Image of the Day
Getting one over on The Man is the mother of invention, especially when it comes to vanity license plates. Below is the plate that William Long managed to get by censors (read it upside down). It’s not his first effort either. Soon they’re going to restrict him to just one or two letters and numbers.
Texas by the Numbers
Deported – Harris County’s national rank for immigration removals over the past seven years: 3rd. Number of removals: 25,564. El Paso County: 12,766. Dallas County: 10,632. Number of counties with no removals: 10.
Now Hiring – Number of Texas cities in a recent rank of the best 25 cities for jobs: 4. Austin’s rank: 4th. San Antonio: 9th. DFW: 14th. Houston: 21st.
Cannibis, Y’all – If you had told someone just ten years ago that the governor of Texas might sign a marijuana-friendly bill, that someone would think you were high. But that’s the strange, and rather sudden, reality, as the House has approved a marijuana bill that now heads to Governor Greg Abbott’s desk. Of course, it’s a very tiny baby step. The marijuana is for medical use (specifically for intractable epilepsy patients), and “the maximum legal dosage would be so low that it wouldn’t produce the high associated with other parts of marijuana. The oil could only be obtained with a prescription and would remain off-limits to patients with other medical conditions,” notes the Associated Press. In other words, it’s probably gonna be awhile before Willy can sell his specialty dime bags in the state.

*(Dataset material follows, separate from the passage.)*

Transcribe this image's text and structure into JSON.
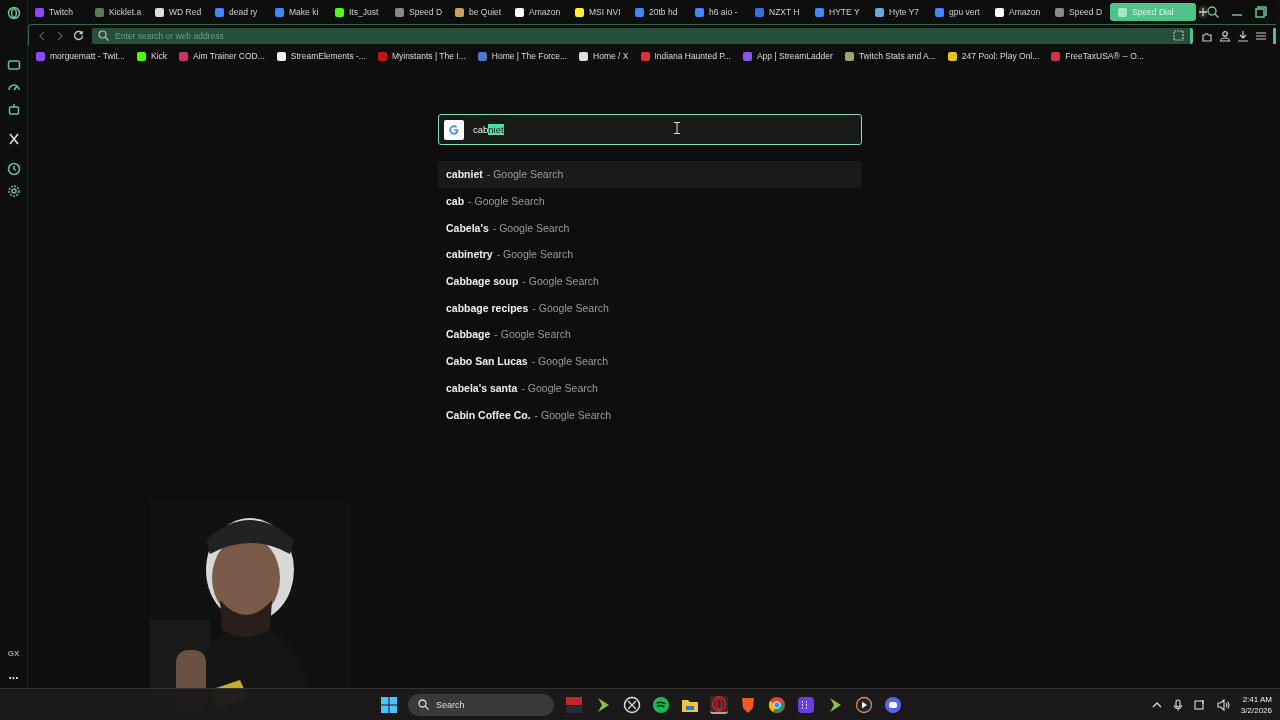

As the Smoke Clears – Another day, another slow addition of details to the Waco motorcycle shoot-out. The ongoing investigation seems to have found the cause of the chaos that left nine dead, and it is rather mundane. The fight “began with a parking dispute and someone running over a gang member’s foot,” and “an uninvited group appeared for Sunday’s meeting of a loose confederation of biker gangs at a restaurant,” according to wire reports. The names of the dead are becoming public too. All nine men appear to have died from gunshot wounds. “Three of the dead were found in the parking lot just outside the restaurant, four were found in front of a building there, and one had been dragged behind a neighboring restaurant,” according to the Los Angeles Times. Authorities have expressed concern over continued violence, especially as funerals preparations are being made. Sergeant Patrick Swanton made a public plea for the various clubs to “stand down” during the investigation even as reports (read: rumors!) from police say they’ve received “‘credible information’ that members of other motorcycle gangs might be heading to Waco to attack law enforcement officers in retaliation for Sunday’s violence.”

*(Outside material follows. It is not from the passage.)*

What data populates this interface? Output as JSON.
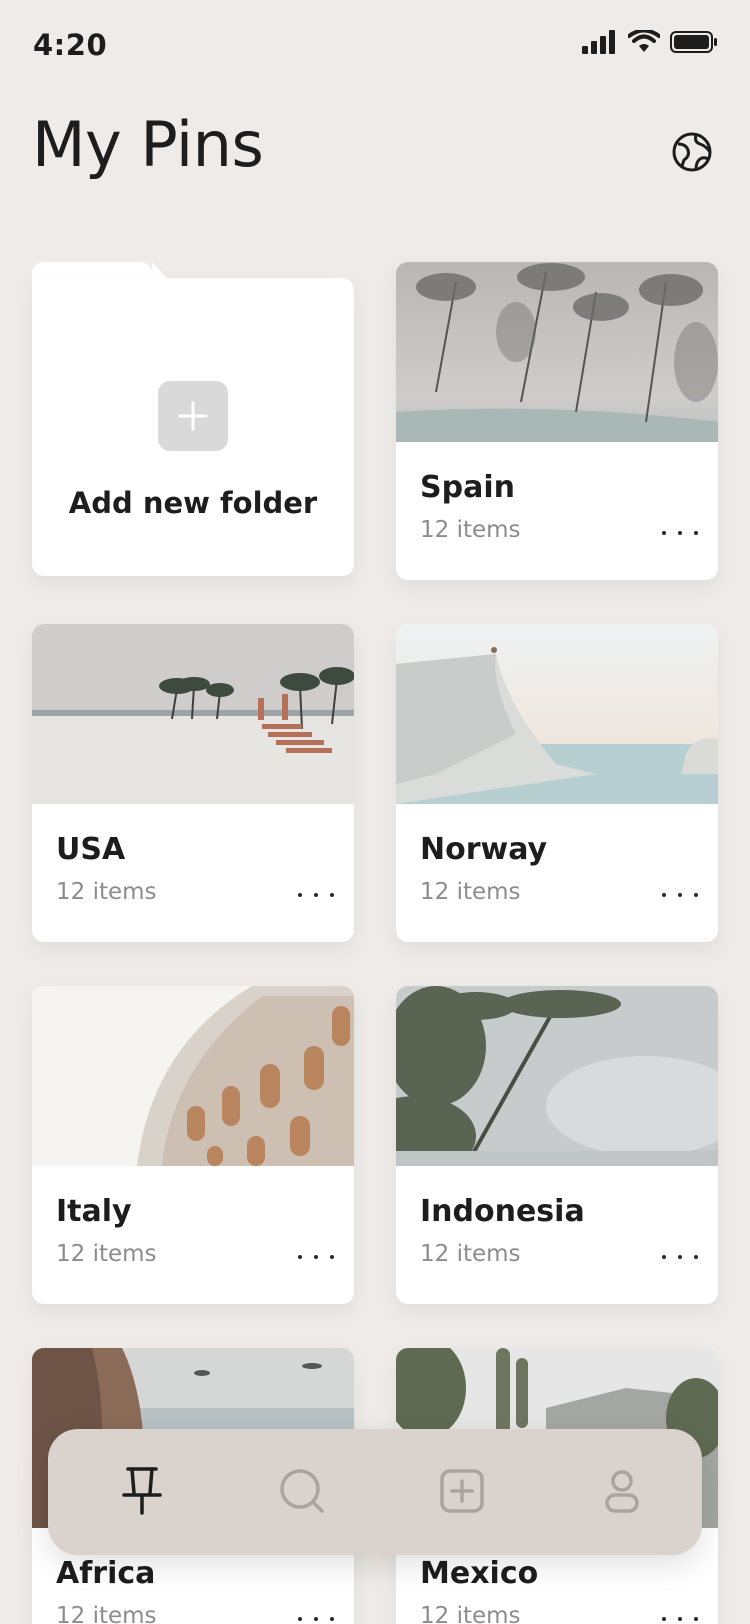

A Country Lawsuit – Well, it was bound to happen, and it’s actually surprising it took this long. A man has sued Blue Bell because he “damn near died” (not a legal term) after eating the ice cream. Attorneys say it’s “probably the first suit to stem from a massive product recall,” writes the Dallas Morning News. “David Philip Shockley was an administrator at a retirement community in 2013 when he ‘consumed a variety of Blue Bell ice cream products contaminated with Listeria monocytogenes,’ according to a lengthy suit filed late Tuesday in federal court in Austin.” The suit claims he almost died as a result of listeria and is unable to work. As the story notes, however, “Shockley [who ate his ice cream in Minnesota] apparently is not one of the cases identified in Texas.” In related news, the Houston Chronicle takes a quick look at A&M’s Blue Bell Park. The name for the baseball stadium will apparently remain, although it still owes the college about $1.75 million for the naming rights.
Lady Mysteries – Following the massive (and national) outcry over Austin’s attempt to “train” employees for the upcoming female invasion, the city manager promised a swift review of how it happened. Now some specific details of the investigation have been released. Perhaps wisely, the city manager, Marc Ott, has named a women—the city’s police monitor—to lead the investigation. Two other women join the investigation and, oh, one dude. Ott “gave this newly-formed investigative team a quick turn-around for delivering a draft report, saying he wanted to see one by this Friday and ‘barring any further questions that I may have after reviewing the report, I anticipate making a decision regarding this matter shortly thereafter,’” according to the Austin American-Statesman. It’s probably a wise idea to wrap up this embarrassing episode as soon as possible. The news has became the butt of a Conan O’Brien joke, who did a whole bit on the issue.